We have been using substantive equality and non-discrimination framework as the basis of our analysis and advocacy for the progressive interpretations of women’s economic, social and cultural rights. And actively advocating to move away from instrumental approaches to women's inclusion in the economic sector. The key priority areas and emerging issues that we have been working on include rights of women migrant workers, issues of women workers in global value chain, women's rights in land and natural resources, business and human rights corporate accountability. IWRAW AP is a Working Group member of women’s economic, social and cultural rights of ESCR Net.

We Work With

  • Women’s Rights Organisations
  • Women workers (migrant workers, domestic workers, factory workers including home based workers)
  • Labour and trade unions
  • Feminist Economists
  • Regional and global Civil Society and Women’s Rights Organisations and Networks
  • United Nations Treaty Bodies, Special Procedures and Mandate-Holders

Programme in Action

Women are often excluded or poorly represented in ASEAN economic policymaking spaces so when implementing a project on women’s economic leadership in the ASEAN, IWRAW AP realised that it was crucial for women’s rights activists and organisations to jointly strategise to influence policy and decision makers with regard to women’s economic rights. Together with our partners, we recognized the importance of engaging in strategic spaces that could influence global and regional policies on economic rights.
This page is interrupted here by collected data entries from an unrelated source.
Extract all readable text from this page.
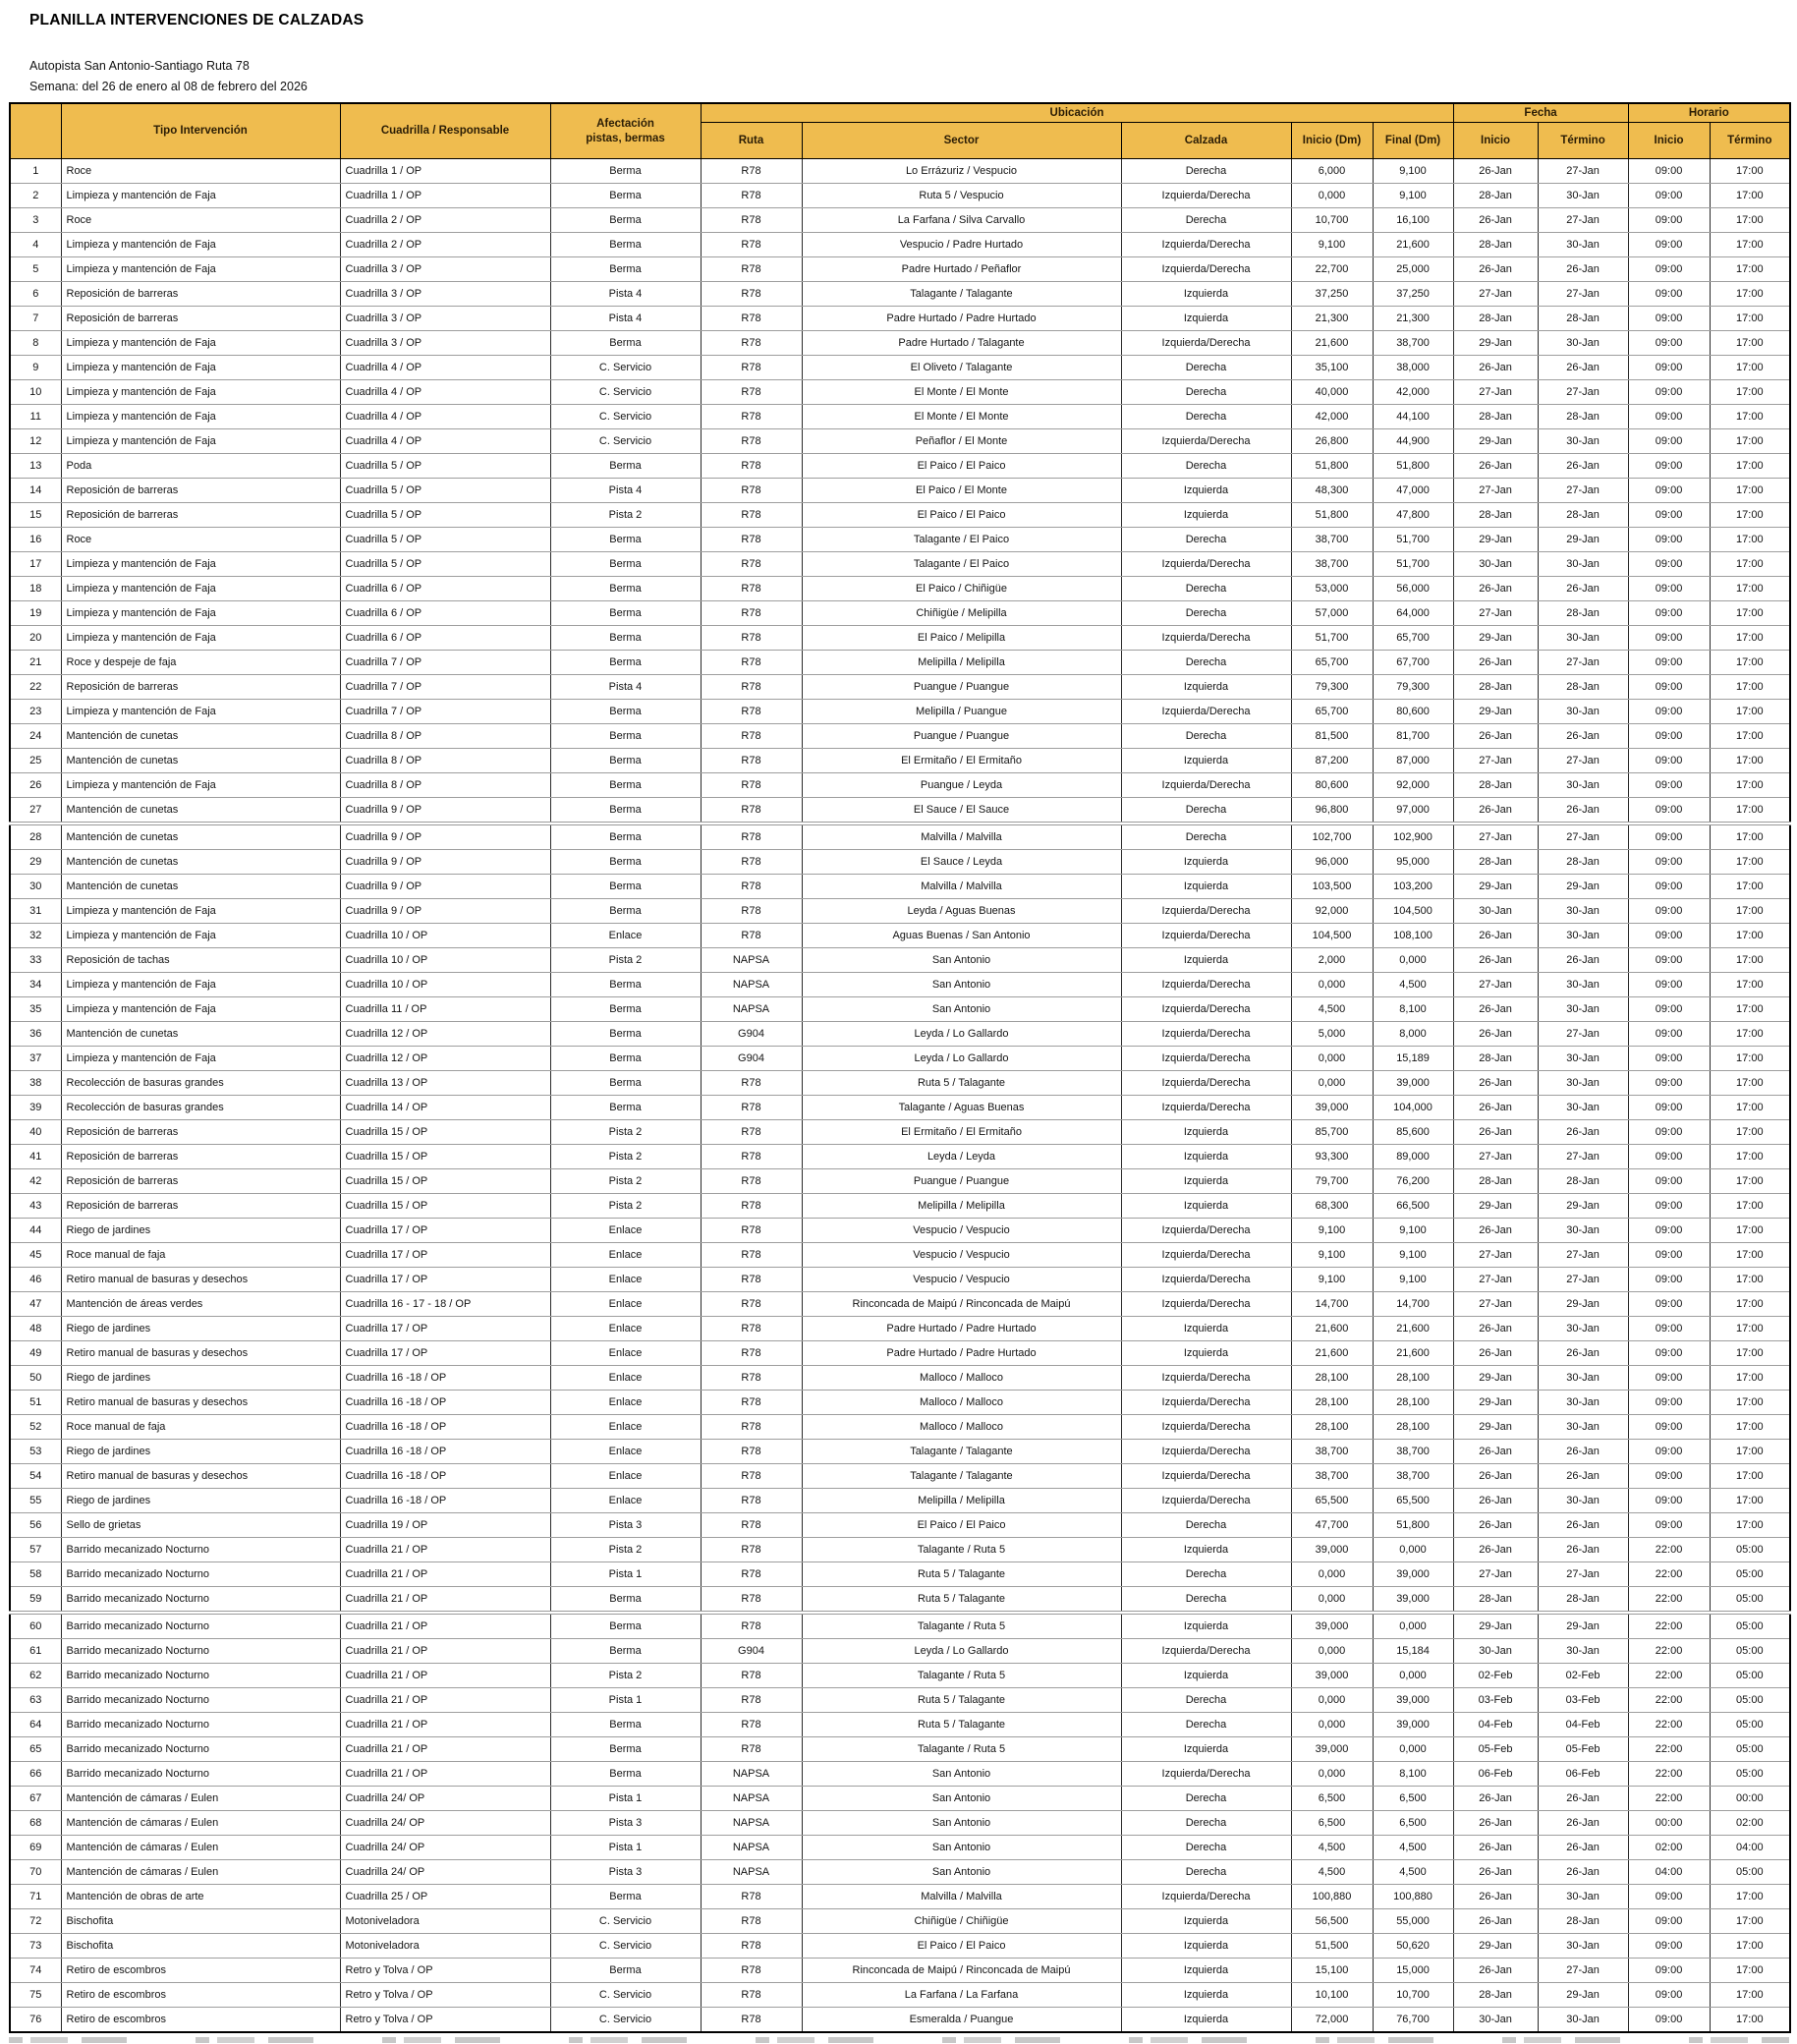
PLANILLA INTERVENCIONES DE CALZADAS
Autopista San Antonio-Santiago Ruta 78
Semana: del 26 de enero al 08 de febrero del 2026
	Tipo Intervención	Cuadrilla / Responsable	Afectación
pistas, bermas	Ubicación					Fecha		Horario	
				Ruta	Sector	Calzada	Inicio (Dm)	Final (Dm)	Inicio	Término	Inicio	Término
1	Roce	Cuadrilla 1 / OP	Berma	R78	Lo Errázuriz / Vespucio	Derecha	6,000	9,100	26-Jan	27-Jan	09:00	17:00
2	Limpieza y mantención de Faja	Cuadrilla 1 / OP	Berma	R78	Ruta 5 / Vespucio	Izquierda/Derecha	0,000	9,100	28-Jan	30-Jan	09:00	17:00
3	Roce	Cuadrilla 2 / OP	Berma	R78	La Farfana / Silva Carvallo	Derecha	10,700	16,100	26-Jan	27-Jan	09:00	17:00
4	Limpieza y mantención de Faja	Cuadrilla 2 / OP	Berma	R78	Vespucio / Padre Hurtado	Izquierda/Derecha	9,100	21,600	28-Jan	30-Jan	09:00	17:00
5	Limpieza y mantención de Faja	Cuadrilla 3 / OP	Berma	R78	Padre Hurtado / Peñaflor	Izquierda/Derecha	22,700	25,000	26-Jan	26-Jan	09:00	17:00
6	Reposición de barreras	Cuadrilla 3 / OP	Pista 4	R78	Talagante / Talagante	Izquierda	37,250	37,250	27-Jan	27-Jan	09:00	17:00
7	Reposición de barreras	Cuadrilla 3 / OP	Pista 4	R78	Padre Hurtado / Padre Hurtado	Izquierda	21,300	21,300	28-Jan	28-Jan	09:00	17:00
8	Limpieza y mantención de Faja	Cuadrilla 3 / OP	Berma	R78	Padre Hurtado / Talagante	Izquierda/Derecha	21,600	38,700	29-Jan	30-Jan	09:00	17:00
9	Limpieza y mantención de Faja	Cuadrilla 4 / OP	C. Servicio	R78	El Oliveto / Talagante	Derecha	35,100	38,000	26-Jan	26-Jan	09:00	17:00
10	Limpieza y mantención de Faja	Cuadrilla 4 / OP	C. Servicio	R78	El Monte / El Monte	Derecha	40,000	42,000	27-Jan	27-Jan	09:00	17:00
11	Limpieza y mantención de Faja	Cuadrilla 4 / OP	C. Servicio	R78	El Monte / El Monte	Derecha	42,000	44,100	28-Jan	28-Jan	09:00	17:00
12	Limpieza y mantención de Faja	Cuadrilla 4 / OP	C. Servicio	R78	Peñaflor / El Monte	Izquierda/Derecha	26,800	44,900	29-Jan	30-Jan	09:00	17:00
13	Poda	Cuadrilla 5 / OP	Berma	R78	El Paico / El Paico	Derecha	51,800	51,800	26-Jan	26-Jan	09:00	17:00
14	Reposición de barreras	Cuadrilla 5 / OP	Pista 4	R78	El Paico / El Monte	Izquierda	48,300	47,000	27-Jan	27-Jan	09:00	17:00
15	Reposición de barreras	Cuadrilla 5 / OP	Pista 2	R78	El Paico / El Paico	Izquierda	51,800	47,800	28-Jan	28-Jan	09:00	17:00
16	Roce	Cuadrilla 5 / OP	Berma	R78	Talagante / El Paico	Derecha	38,700	51,700	29-Jan	29-Jan	09:00	17:00
17	Limpieza y mantención de Faja	Cuadrilla 5 / OP	Berma	R78	Talagante / El Paico	Izquierda/Derecha	38,700	51,700	30-Jan	30-Jan	09:00	17:00
18	Limpieza y mantención de Faja	Cuadrilla 6 / OP	Berma	R78	El Paico / Chiñigüe	Derecha	53,000	56,000	26-Jan	26-Jan	09:00	17:00
19	Limpieza y mantención de Faja	Cuadrilla 6 / OP	Berma	R78	Chiñigüe / Melipilla	Derecha	57,000	64,000	27-Jan	28-Jan	09:00	17:00
20	Limpieza y mantención de Faja	Cuadrilla 6 / OP	Berma	R78	El Paico / Melipilla	Izquierda/Derecha	51,700	65,700	29-Jan	30-Jan	09:00	17:00
21	Roce y despeje de faja	Cuadrilla 7 / OP	Berma	R78	Melipilla / Melipilla	Derecha	65,700	67,700	26-Jan	27-Jan	09:00	17:00
22	Reposición de barreras	Cuadrilla 7 / OP	Pista 4	R78	Puangue / Puangue	Izquierda	79,300	79,300	28-Jan	28-Jan	09:00	17:00
23	Limpieza y mantención de Faja	Cuadrilla 7 / OP	Berma	R78	Melipilla / Puangue	Izquierda/Derecha	65,700	80,600	29-Jan	30-Jan	09:00	17:00
24	Mantención de cunetas	Cuadrilla 8 / OP	Berma	R78	Puangue / Puangue	Derecha	81,500	81,700	26-Jan	26-Jan	09:00	17:00
25	Mantención de cunetas	Cuadrilla 8 / OP	Berma	R78	El Ermitaño / El Ermitaño	Izquierda	87,200	87,000	27-Jan	27-Jan	09:00	17:00
26	Limpieza y mantención de Faja	Cuadrilla 8 / OP	Berma	R78	Puangue / Leyda	Izquierda/Derecha	80,600	92,000	28-Jan	30-Jan	09:00	17:00
27	Mantención de cunetas	Cuadrilla 9 / OP	Berma	R78	El Sauce / El Sauce	Derecha	96,800	97,000	26-Jan	26-Jan	09:00	17:00
28	Mantención de cunetas	Cuadrilla 9 / OP	Berma	R78	Malvilla / Malvilla	Derecha	102,700	102,900	27-Jan	27-Jan	09:00	17:00
29	Mantención de cunetas	Cuadrilla 9 / OP	Berma	R78	El Sauce / Leyda	Izquierda	96,000	95,000	28-Jan	28-Jan	09:00	17:00
30	Mantención de cunetas	Cuadrilla 9 / OP	Berma	R78	Malvilla / Malvilla	Izquierda	103,500	103,200	29-Jan	29-Jan	09:00	17:00
31	Limpieza y mantención de Faja	Cuadrilla 9 / OP	Berma	R78	Leyda / Aguas Buenas	Izquierda/Derecha	92,000	104,500	30-Jan	30-Jan	09:00	17:00
32	Limpieza y mantención de Faja	Cuadrilla 10 / OP	Enlace	R78	Aguas Buenas / San Antonio	Izquierda/Derecha	104,500	108,100	26-Jan	30-Jan	09:00	17:00
33	Reposición de tachas	Cuadrilla 10 / OP	Pista 2	NAPSA	San Antonio	Izquierda	2,000	0,000	26-Jan	26-Jan	09:00	17:00
34	Limpieza y mantención de Faja	Cuadrilla 10 / OP	Berma	NAPSA	San Antonio	Izquierda/Derecha	0,000	4,500	27-Jan	30-Jan	09:00	17:00
35	Limpieza y mantención de Faja	Cuadrilla 11 / OP	Berma	NAPSA	San Antonio	Izquierda/Derecha	4,500	8,100	26-Jan	30-Jan	09:00	17:00
36	Mantención de cunetas	Cuadrilla 12 / OP	Berma	G904	Leyda / Lo Gallardo	Izquierda/Derecha	5,000	8,000	26-Jan	27-Jan	09:00	17:00
37	Limpieza y mantención de Faja	Cuadrilla 12 / OP	Berma	G904	Leyda / Lo Gallardo	Izquierda/Derecha	0,000	15,189	28-Jan	30-Jan	09:00	17:00
38	Recolección de basuras grandes	Cuadrilla 13 / OP	Berma	R78	Ruta 5 / Talagante	Izquierda/Derecha	0,000	39,000	26-Jan	30-Jan	09:00	17:00
39	Recolección de basuras grandes	Cuadrilla 14 / OP	Berma	R78	Talagante / Aguas Buenas	Izquierda/Derecha	39,000	104,000	26-Jan	30-Jan	09:00	17:00
40	Reposición de barreras	Cuadrilla 15 / OP	Pista 2	R78	El Ermitaño / El Ermitaño	Izquierda	85,700	85,600	26-Jan	26-Jan	09:00	17:00
41	Reposición de barreras	Cuadrilla 15 / OP	Pista 2	R78	Leyda / Leyda	Izquierda	93,300	89,000	27-Jan	27-Jan	09:00	17:00
42	Reposición de barreras	Cuadrilla 15 / OP	Pista 2	R78	Puangue / Puangue	Izquierda	79,700	76,200	28-Jan	28-Jan	09:00	17:00
43	Reposición de barreras	Cuadrilla 15 / OP	Pista 2	R78	Melipilla / Melipilla	Izquierda	68,300	66,500	29-Jan	29-Jan	09:00	17:00
44	Riego de jardines	Cuadrilla 17 / OP	Enlace	R78	Vespucio / Vespucio	Izquierda/Derecha	9,100	9,100	26-Jan	30-Jan	09:00	17:00
45	Roce manual de faja	Cuadrilla 17 / OP	Enlace	R78	Vespucio / Vespucio	Izquierda/Derecha	9,100	9,100	27-Jan	27-Jan	09:00	17:00
46	Retiro manual de basuras y desechos	Cuadrilla 17 / OP	Enlace	R78	Vespucio / Vespucio	Izquierda/Derecha	9,100	9,100	27-Jan	27-Jan	09:00	17:00
47	Mantención de áreas verdes	Cuadrilla 16 - 17 - 18 / OP	Enlace	R78	Rinconcada de Maipú / Rinconcada de Maipú	Izquierda/Derecha	14,700	14,700	27-Jan	29-Jan	09:00	17:00
48	Riego de jardines	Cuadrilla 17 / OP	Enlace	R78	Padre Hurtado / Padre Hurtado	Izquierda	21,600	21,600	26-Jan	30-Jan	09:00	17:00
49	Retiro manual de basuras y desechos	Cuadrilla 17 / OP	Enlace	R78	Padre Hurtado / Padre Hurtado	Izquierda	21,600	21,600	26-Jan	26-Jan	09:00	17:00
50	Riego de jardines	Cuadrilla 16 -18 / OP	Enlace	R78	Malloco / Malloco	Izquierda/Derecha	28,100	28,100	29-Jan	30-Jan	09:00	17:00
51	Retiro manual de basuras y desechos	Cuadrilla 16 -18 / OP	Enlace	R78	Malloco / Malloco	Izquierda/Derecha	28,100	28,100	29-Jan	30-Jan	09:00	17:00
52	Roce manual de faja	Cuadrilla 16 -18 / OP	Enlace	R78	Malloco / Malloco	Izquierda/Derecha	28,100	28,100	29-Jan	30-Jan	09:00	17:00
53	Riego de jardines	Cuadrilla 16 -18 / OP	Enlace	R78	Talagante / Talagante	Izquierda/Derecha	38,700	38,700	26-Jan	26-Jan	09:00	17:00
54	Retiro manual de basuras y desechos	Cuadrilla 16 -18 / OP	Enlace	R78	Talagante / Talagante	Izquierda/Derecha	38,700	38,700	26-Jan	26-Jan	09:00	17:00
55	Riego de jardines	Cuadrilla 16 -18 / OP	Enlace	R78	Melipilla / Melipilla	Izquierda/Derecha	65,500	65,500	26-Jan	30-Jan	09:00	17:00
56	Sello de grietas	Cuadrilla 19 / OP	Pista 3	R78	El Paico / El Paico	Derecha	47,700	51,800	26-Jan	26-Jan	09:00	17:00
57	Barrido mecanizado Nocturno	Cuadrilla 21 / OP	Pista 2	R78	Talagante / Ruta 5	Izquierda	39,000	0,000	26-Jan	26-Jan	22:00	05:00
58	Barrido mecanizado Nocturno	Cuadrilla 21 / OP	Pista 1	R78	Ruta 5 / Talagante	Derecha	0,000	39,000	27-Jan	27-Jan	22:00	05:00
59	Barrido mecanizado Nocturno	Cuadrilla 21 / OP	Berma	R78	Ruta 5 / Talagante	Derecha	0,000	39,000	28-Jan	28-Jan	22:00	05:00
60	Barrido mecanizado Nocturno	Cuadrilla 21 / OP	Berma	R78	Talagante / Ruta 5	Izquierda	39,000	0,000	29-Jan	29-Jan	22:00	05:00
61	Barrido mecanizado Nocturno	Cuadrilla 21 / OP	Berma	G904	Leyda / Lo Gallardo	Izquierda/Derecha	0,000	15,184	30-Jan	30-Jan	22:00	05:00
62	Barrido mecanizado Nocturno	Cuadrilla 21 / OP	Pista 2	R78	Talagante / Ruta 5	Izquierda	39,000	0,000	02-Feb	02-Feb	22:00	05:00
63	Barrido mecanizado Nocturno	Cuadrilla 21 / OP	Pista 1	R78	Ruta 5 / Talagante	Derecha	0,000	39,000	03-Feb	03-Feb	22:00	05:00
64	Barrido mecanizado Nocturno	Cuadrilla 21 / OP	Berma	R78	Ruta 5 / Talagante	Derecha	0,000	39,000	04-Feb	04-Feb	22:00	05:00
65	Barrido mecanizado Nocturno	Cuadrilla 21 / OP	Berma	R78	Talagante / Ruta 5	Izquierda	39,000	0,000	05-Feb	05-Feb	22:00	05:00
66	Barrido mecanizado Nocturno	Cuadrilla 21 / OP	Berma	NAPSA	San Antonio	Izquierda/Derecha	0,000	8,100	06-Feb	06-Feb	22:00	05:00
67	Mantención de cámaras / Eulen	Cuadrilla 24/ OP	Pista 1	NAPSA	San Antonio	Derecha	6,500	6,500	26-Jan	26-Jan	22:00	00:00
68	Mantención de cámaras / Eulen	Cuadrilla 24/ OP	Pista 3	NAPSA	San Antonio	Derecha	6,500	6,500	26-Jan	26-Jan	00:00	02:00
69	Mantención de cámaras / Eulen	Cuadrilla 24/ OP	Pista 1	NAPSA	San Antonio	Derecha	4,500	4,500	26-Jan	26-Jan	02:00	04:00
70	Mantención de cámaras / Eulen	Cuadrilla 24/ OP	Pista 3	NAPSA	San Antonio	Derecha	4,500	4,500	26-Jan	26-Jan	04:00	05:00
71	Mantención de obras de arte	Cuadrilla 25 / OP	Berma	R78	Malvilla / Malvilla	Izquierda/Derecha	100,880	100,880	26-Jan	30-Jan	09:00	17:00
72	Bischofita	Motoniveladora	C. Servicio	R78	Chiñigüe / Chiñigüe	Izquierda	56,500	55,000	26-Jan	28-Jan	09:00	17:00
73	Bischofita	Motoniveladora	C. Servicio	R78	El Paico / El Paico	Izquierda	51,500	50,620	29-Jan	30-Jan	09:00	17:00
74	Retiro de escombros	Retro y Tolva / OP	Berma	R78	Rinconcada de Maipú / Rinconcada de Maipú	Izquierda	15,100	15,000	26-Jan	27-Jan	09:00	17:00
75	Retiro de escombros	Retro y Tolva / OP	C. Servicio	R78	La Farfana / La Farfana	Izquierda	10,100	10,700	28-Jan	29-Jan	09:00	17:00
76	Retiro de escombros	Retro y Tolva / OP	C. Servicio	R78	Esmeralda / Puangue	Izquierda	72,000	76,700	30-Jan	30-Jan	09:00	17:00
Operating beyond the national level is important for advocacy on women’s economic rights because of transboundary issues and wider impact of rights violations. By creating regional spaces for advocacy, women’s rights organisations could do things that would otherwise be challenging at a national level. We deliberately used these regional spaces to examine issues of women migrant workers, value chains and corporate accountability so that partners could discuss in a safe environment.